Cerita dari Sudut Jalan Dekat Sekolah


Hari ini aku berangkat ke sekolah diantar oleh Ibu. Hore! Aku sudah masuk SD, sudah besar. Tapi ibu tetap ingin mengantarku, padahal aku malu kalau harus diantar Ibu. Aku kan sudah memakai seragam sekarang, masa kemana – mana masih diantar Ibu?!

Tapi biarlah, mungkin Ibu hanya ingin merayakan kalau anak kesayangannya sudah besar dan berseragam. Aku ingat pesan ibu pagi ini saat merapikan dasi merahku, kata Ibu aku harus belajar baik – baik, harus menjawab paling keras saat guru – guru memberikan pertanyaan, harus menjadi yang paling rajin untuk mengerjakan pr dan harus menjadi siswa paling pintar di sekolah. Tidak masalah, karena akan selalu ada Ibu yang membimbingku. 

Sekolah tidak jauh lagi, tinggal belok ke kiri di depan sana. Tapi hari ini ramai sekali. Aku melihat banyak bapak Polisi sedang berjaga di ujung jalan sana. Apakah Presiden kita hari ini sedang datang mengunjungi kota? Asik. Aku akan bertemu Presiden kita, Presiden Indonesia. Dia mungkin hanya melambaikan tangan saja, tapi itu sudah cukup untuk membuat iri teman – teman baruku nanti di sekolah. Aku sudah tidak sabar dan kutarik tangan Ibu untuk segera cepat berjalan. 

Ini bukan iring – iringan untuk menyambut kedatangan Presiden tercinta. Tidak mungkin seorang Presiden disambut dengan begitu banyaknya polisi yang bertameng dan bersenjata. Tiba – tiba aku merasa Ibu ketakutan. Tanganku tidak lagi digenggam, aku sudah berada di gendongan. Ibuku berlari dengan panik, aku yang diam di gendongan masih belum mengerti kenapa banyak orang berlari kesana kemari. Yang aku tau sekarang, aku sedang duduk di dekapan Ibu dibalik satu mobil yang terparkir di pinggir jalan dekat belokan kiri yang menuju sekolahku. 

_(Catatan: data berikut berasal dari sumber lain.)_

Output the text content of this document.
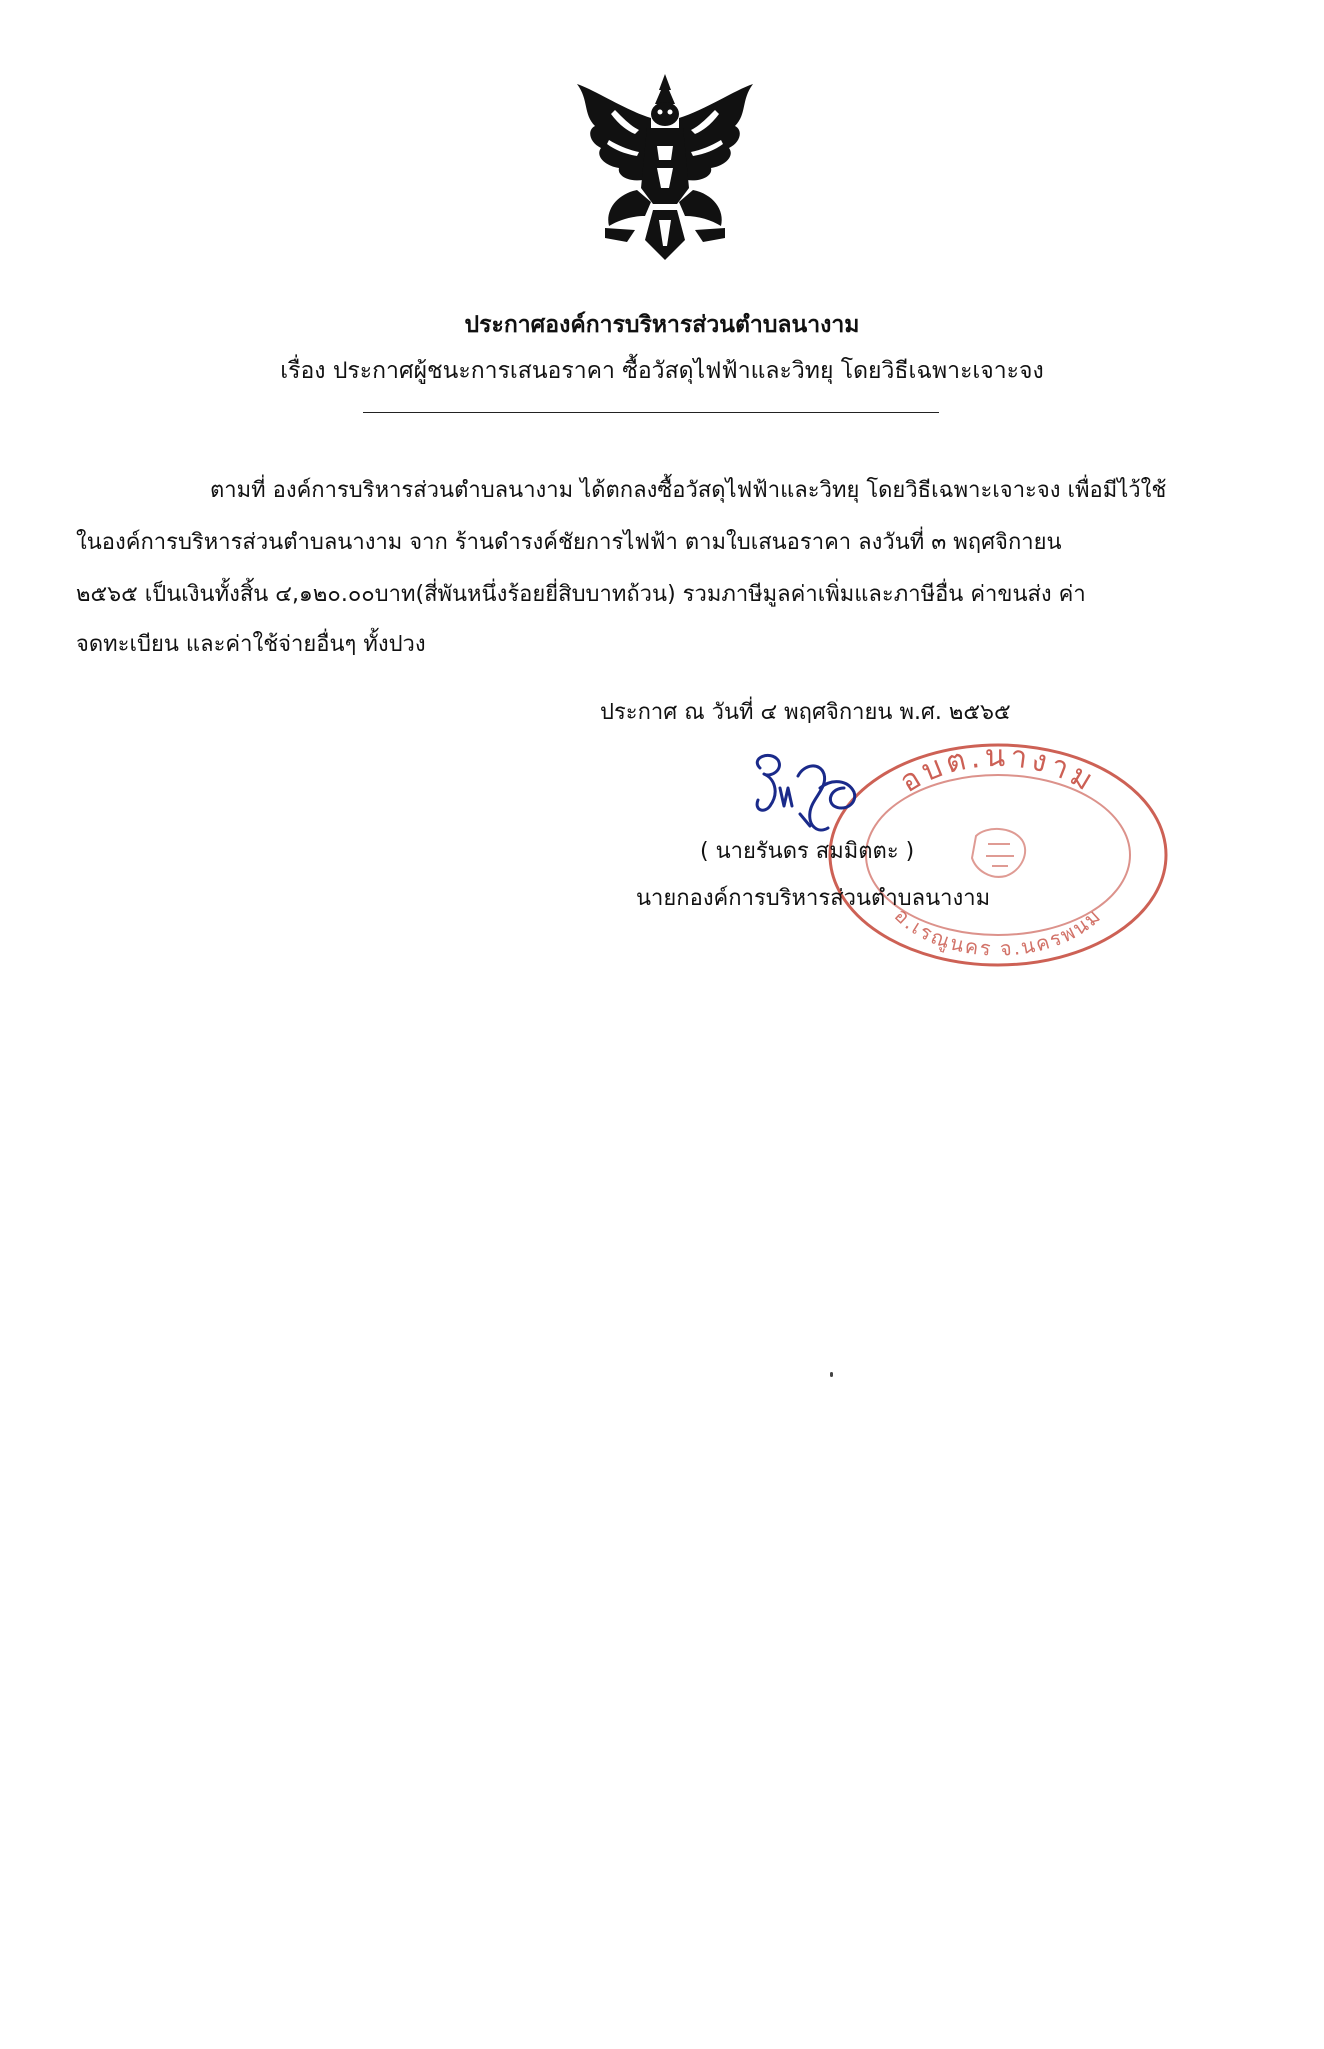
ประกาศองค์การบริหารส่วนตำบลนางาม
เรื่อง ประกาศผู้ชนะการเสนอราคา ซื้อวัสดุไฟฟ้าและวิทยุ โดยวิธีเฉพาะเจาะจง
ตามที่ องค์การบริหารส่วนตำบลนางาม ได้ตกลงซื้อวัสดุไฟฟ้าและวิทยุ โดยวิธีเฉพาะเจาะจง เพื่อมีไว้ใช้
ในองค์การบริหารส่วนตำบลนางาม จาก ร้านดำรงค์ชัยการไฟฟ้า ตามใบเสนอราคา ลงวันที่ ๓ พฤศจิกายน
๒๕๖๕ เป็นเงินทั้งสิ้น ๔,๑๒๐.๐๐บาท(สี่พันหนึ่งร้อยยี่สิบบาทถ้วน) รวมภาษีมูลค่าเพิ่มและภาษีอื่น ค่าขนส่ง ค่า
จดทะเบียน และค่าใช้จ่ายอื่นๆ ทั้งปวง
ประกาศ ณ วันที่ ๔ พฤศจิกายน พ.ศ. ๒๕๖๕
อบต.นางาม
อ.เรณูนคร จ.นครพนม
( นายรันดร สมมิตตะ )
นายกองค์การบริหารส่วนตำบลนางาม
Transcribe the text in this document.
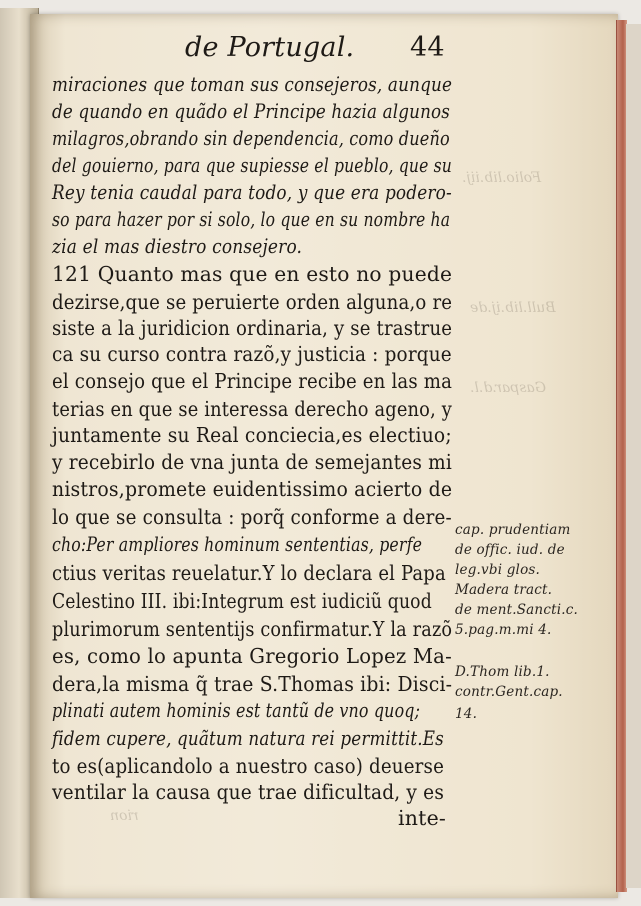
Folio.lib.iij.
Bull.lib.ij.de
Gaspar.d.l.
rion
de Portugal. 44
miraciones que toman sus consejeros, aunque
de quando en quãdo el Principe hazia algunos
milagros,obrando sin dependencia, como dueño
del gouierno, para que supiesse el pueblo, que su
Rey tenia caudal para todo, y que era podero-
so para hazer por si solo, lo que en su nombre ha
zia el mas diestro consejero.
121 Quanto mas que en esto no puede
dezirse,que se peruierte orden alguna,o re
siste a la juridicion ordinaria, y se trastrue
ca su curso contra razõ,y justicia : porque
el consejo que el Principe recibe en las ma
terias en que se interessa derecho ageno, y
juntamente su Real conciecia,es electiuo;
y recebirlo de vna junta de semejantes mi
nistros,promete euidentissimo acierto de
lo que se consulta : porq̃ conforme a dere-
cho:Per ampliores hominum sententias, perfe
ctius veritas reuelatur.Y lo declara el Papa
Celestino III. ibi:Integrum est iudiciũ quod
plurimorum sententijs confirmatur.Y la razõ
es, como lo apunta Gregorio Lopez Ma-
dera,la misma q̃ trae S.Thomas ibi: Disci-
plinati autem hominis est tantũ de vno quoq;
fidem cupere, quãtum natura rei permittit.Es
to es(aplicandolo a nuestro caso) deuerse
ventilar la causa que trae dificultad, y es
cap. prudentiam
de offic. iud. de
leg.vbi glos.
Madera tract.
de ment.Sancti.c.
5.pag.m.mi 4.
D.Thom lib.1.
contr.Gent.cap.
14.
inte-
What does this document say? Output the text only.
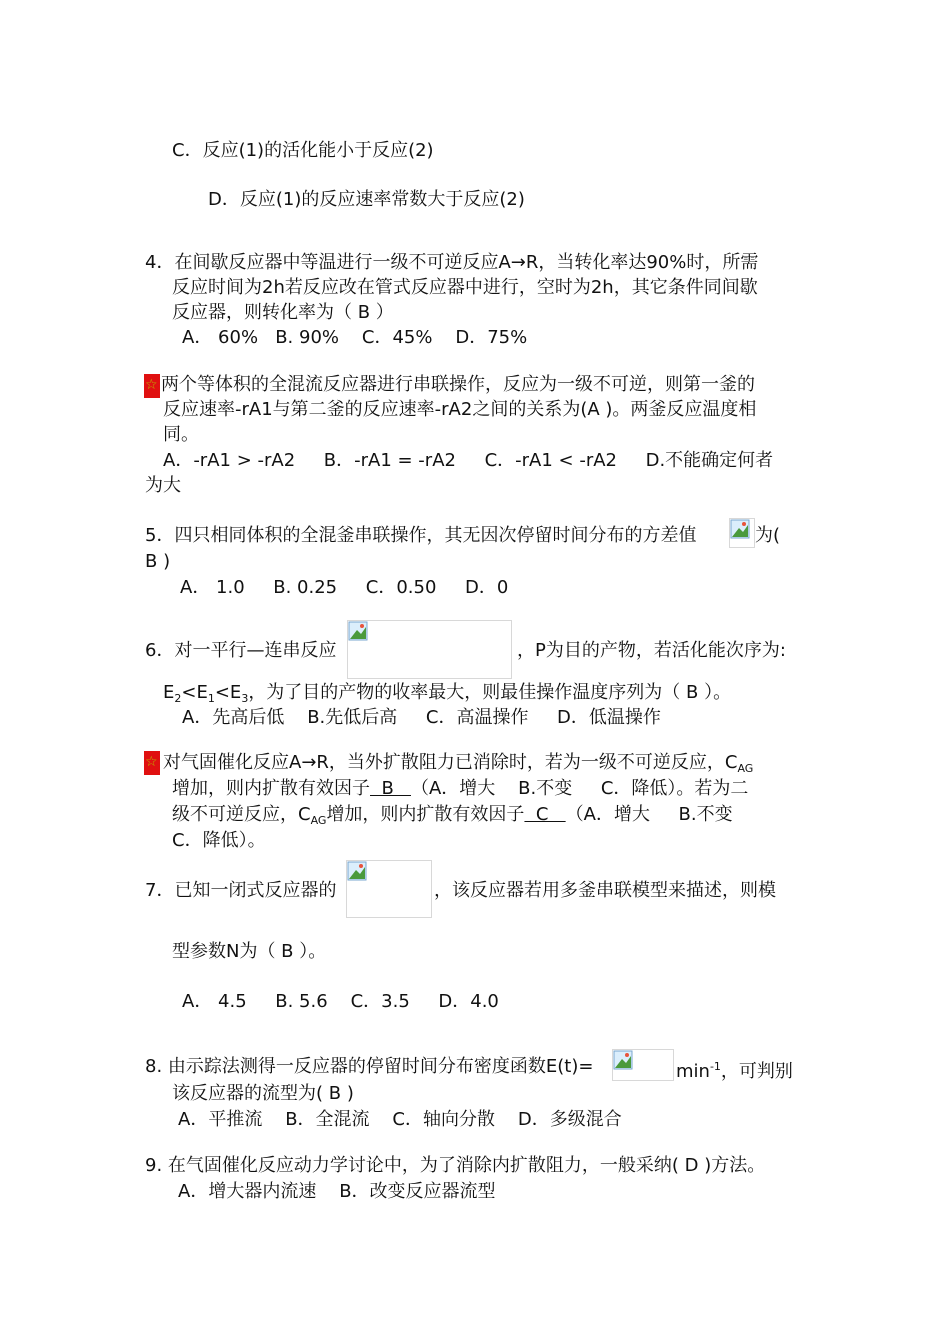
C．反应(1)的活化能小于反应(2)
D．反应(1)的反应速率常数大于反应(2)
4．在间歇反应器中等温进行一级不可逆反应A→R，当转化率达90%时，所需
反应时间为2h若反应改在管式反应器中进行，空时为2h，其它条件同间歇
反应器，则转化率为（ B ）
A． 60%   B. 90%    C．45%    D．75%
☆
两个等体积的全混流反应器进行串联操作，反应为一级不可逆，则第一釜的
反应速率-rA1与第二釜的反应速率-rA2之间的关系为(A )。两釜反应温度相
同。
A．-rA1 > -rA2     B．-rA1 = -rA2     C．-rA1 < -rA2     D.不能确定何者
为大
5．四只相同体积的全混釜串联操作，其无因次停留时间分布的方差值	为(
B )
A． 1.0     B. 0.25     C．0.50     D．0
6．对一平行—连串反应	，P为目的产物，若活化能次序为:
$E_2<E_1<E_3$，为了目的产物的收率最大，则最佳操作温度序列为（ B ）。
A．先高后低    B.先低后高     C．高温操作     D．低温操作
☆
对气固催化反应A→R，当外扩散阻力已消除时，若为一级不可逆反应，$C_{AG}$
增加，则内扩散有效因子  B   （A．增大    B.不变     C．降低）。若为二
级不可逆反应，$C_{AG}$增加，则内扩散有效因子  C   （A．增大     B.不变
C．降低）。
7．已知一闭式反应器的	，该反应器若用多釜串联模型来描述，则模
型参数N为（ B ）。
A． 4.5     B. 5.6    C．3.5     D．4.0
8. 由示踪法测得一反应器的停留时间分布密度函数E(t)=	$\min^{-1}$，可判别
该反应器的流型为( B )
A．平推流    B．全混流    C．轴向分散    D．多级混合
9. 在气固催化反应动力学讨论中，为了消除内扩散阻力，一般采纳( D )方法。
A．增大器内流速    B．改变反应器流型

Ibuku berkeringat dingin, berkali – kali diusapkan jarinya di mukaku. Bu, aku tidak berkeringat. Justru yang ingin kulakukan sekarang adalah mengambil saputangan lalu mengusap dahi Ibu. 

“Ya Allah, selamatkanlah aku dan anakku”

Aku mendengar Ibu sudah hampir menangis. Sebenarnya apa yang terjadi ini? Kenapa ada orang di sana melempar – lempar batu ke arah kumpulan polisi? Bukannya polisi itu orang baik?

“Dorr. Dorr. Dorr”

Aku tergagap. Itu suara tembakan seperti yang sering kulihat di film televisi. Apa ada penjahat di sekitar sini? Kenapa harus ada penjahat di dekat sekolahku. Lihat sekarang, aku tidak bisa menuju ke sekolah tepat waktu.

 “Bu, aku takut”

Aku menangis kencang – kencang di pelukan Ibu. Suara – suara semakin riuh. Batu – batu melayang kesana – kemari semakin tak tentu. Aku takut. Ini seperti perang yang kulihat di televise kala itu.

Ibuku tidak lagi memelukku kencang. Dekapannya melonggar. Aku masih meringkuk takut. Kupanggil Ibuku kuat – kuat, Ibu hanya diam. Ibu aku takut, teriakku. Tapi Ibu hanya diam membeku. 

Noda merah apa ini? Ada noda merah menembus baju putih Ibu, dengan luka bulat ditengahnya. Ini darah. Ibuku berdarah. Aku berteriak dengan kencang. Menangis meraung – raung entah memanggil siapa. Ibuku berdarah dan dia hanya diam saja. Tembakan hanya untuk penjahat, bukan untuk Ibuku. Ibuku orang baik, dia hanya ingin mengantarku sekolah bukan seorang penjahat Negara yang patut di tembak tepat di dada. 

Tangis dan teriakku menyatu dengan suara gaduh polisi dan kumpulan mahasiswa yang sedang berdemo entah karena apa. Entah karena masalah Negara atau hanya karena ingin membuat onar saja. 

Tapi ini Ibuku yang sudah tidak berdaya. Lihat dadanya berlumuran darah, bahkan tubuhnya sudah tidak bernyawa. Peluru yang berbelok menembus mobil yang terparkir di dekat belokan kiri di ujung jalan akhirnya bersarang di dada Ibuku tersayang.